Let $\{f_n\}$,$\{g_n\}$, and $\{h_n\}$ be sequences of functions on $\Bbb R$ that $f_n\le g_n \le h_n$ on $\Bbb R$ for all $n$. If $\sum f_n$ and $\sum h_n$ converges, then $\sum g_n$ converges.
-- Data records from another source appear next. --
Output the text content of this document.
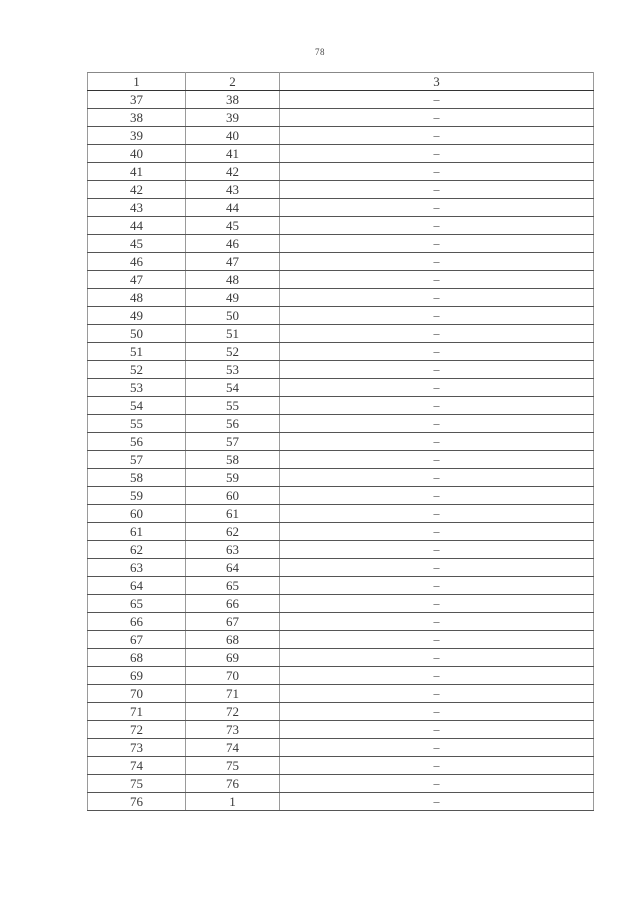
78
1	2	3
37	38	–
38	39	–
39	40	–
40	41	–
41	42	–
42	43	–
43	44	–
44	45	–
45	46	–
46	47	–
47	48	–
48	49	–
49	50	–
50	51	–
51	52	–
52	53	–
53	54	–
54	55	–
55	56	–
56	57	–
57	58	–
58	59	–
59	60	–
60	61	–
61	62	–
62	63	–
63	64	–
64	65	–
65	66	–
66	67	–
67	68	–
68	69	–
69	70	–
70	71	–
71	72	–
72	73	–
73	74	–
74	75	–
75	76	–
76	1	–
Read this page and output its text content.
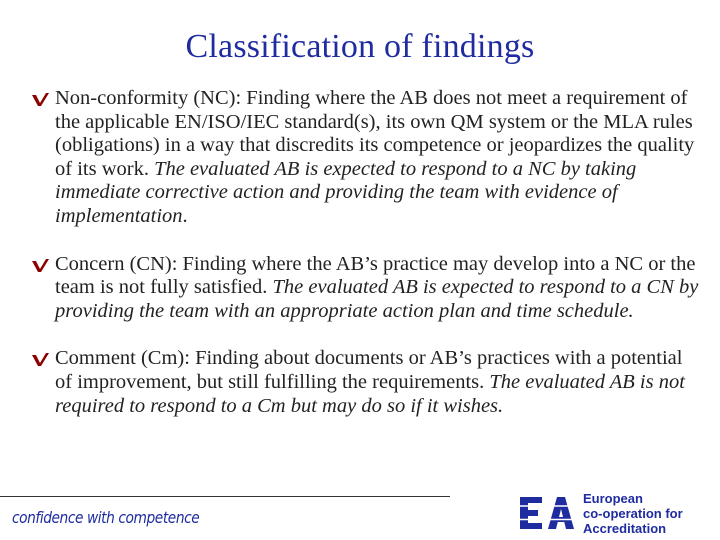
Classification of findings
Non-conformity (NC): Finding where the AB does not meet a requirement of the applicable EN/ISO/IEC standard(s), its own QM system or the MLA rules (obligations) in a way that discredits its competence or jeopardizes the quality of its work. The evaluated AB is expected to respond to a NC by taking immediate corrective action and providing the team with evidence of implementation.
Concern (CN): Finding where the AB’s practice may develop into a NC or the team is not fully satisfied. The evaluated AB is expected to respond to a CN by providing the team with an appropriate action plan and time schedule.
Comment (Cm): Finding about documents or AB’s practices with a potential of improvement, but still fulfilling the requirements. The evaluated AB is not required to respond to a Cm but may do so if it wishes.
confidence with competence
European
co-operation for
Accreditation
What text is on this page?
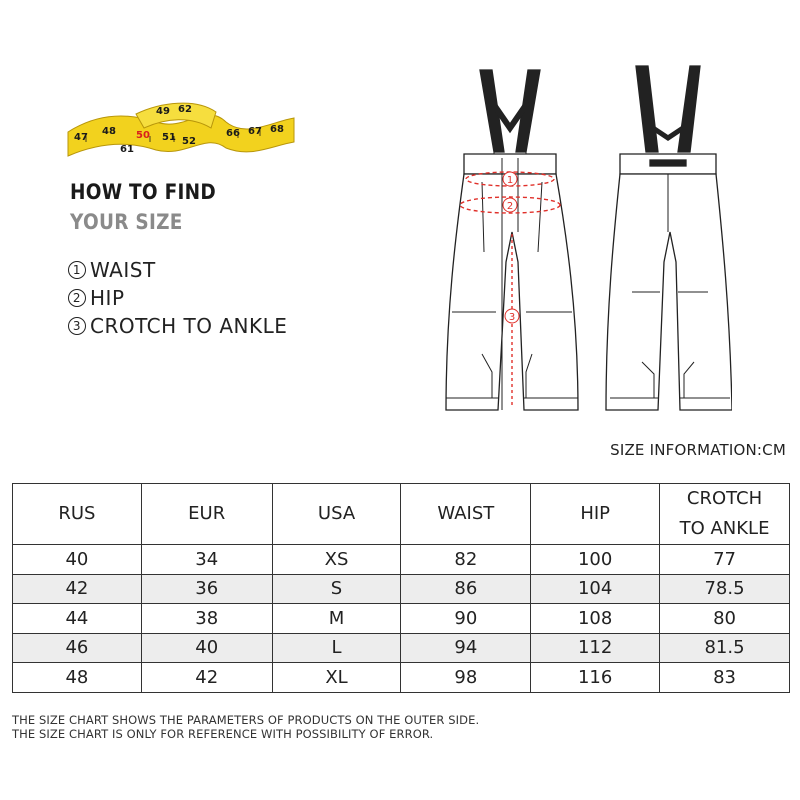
47
48
49
50 51 52
62
61
66 67 68
HOW TO FIND
YOUR SIZE
1 WAIST
2 HIP
3 CROTCH TO ANKLE
1
2
3
SIZE INFORMATION:CM
RUS	EUR	USA	WAIST	HIP	CROTCH
TO ANKLE
40	34	XS	82	100	77
42	36	S	86	104	78.5
44	38	M	90	108	80
46	40	L	94	112	81.5
48	42	XL	98	116	83
THE SIZE CHART SHOWS THE PARAMETERS OF PRODUCTS ON THE OUTER SIDE.
THE SIZE CHART IS ONLY FOR REFERENCE WITH POSSIBILITY OF ERROR.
This is what I think how to prove this statement. Given $x\in \Bbb R$, then $\sum f_n(x)$ and $\sum h_n(x)$ are Cauchy seqeunce in $\Bbb R$. For $\varepsilon>0$, there is $N\in \Bbb N$ such that $\forall n>m>N$, we have $$\left| \sum _{k=m+1}^nf_k(x) \right|<\varepsilon$$ and $$\left| \sum _{k=m+1}^nh_k(x) \right|<\varepsilon$$
Hence, $\forall n>m>N$, we have $$\left| \sum _{k=m+1}^ng_k(x) \right|=\left| \sum _{k=m+1}^n[g_k(x)-f_k(x)+f_k(x)] \right|\le \left| \sum _{k=m+1}^n[g_k(x)-f_k(x)] \right|+\left| \sum _{k=m+1}^nf_k(x) \right|\le \varepsilon+\left| \sum _{k=m+1}^n[h_k(x)-f_k(x)] \right|\le 3\varepsilon$$
Since $x\in \Bbb R $ is arbitrary, $\sum g_n$ converges.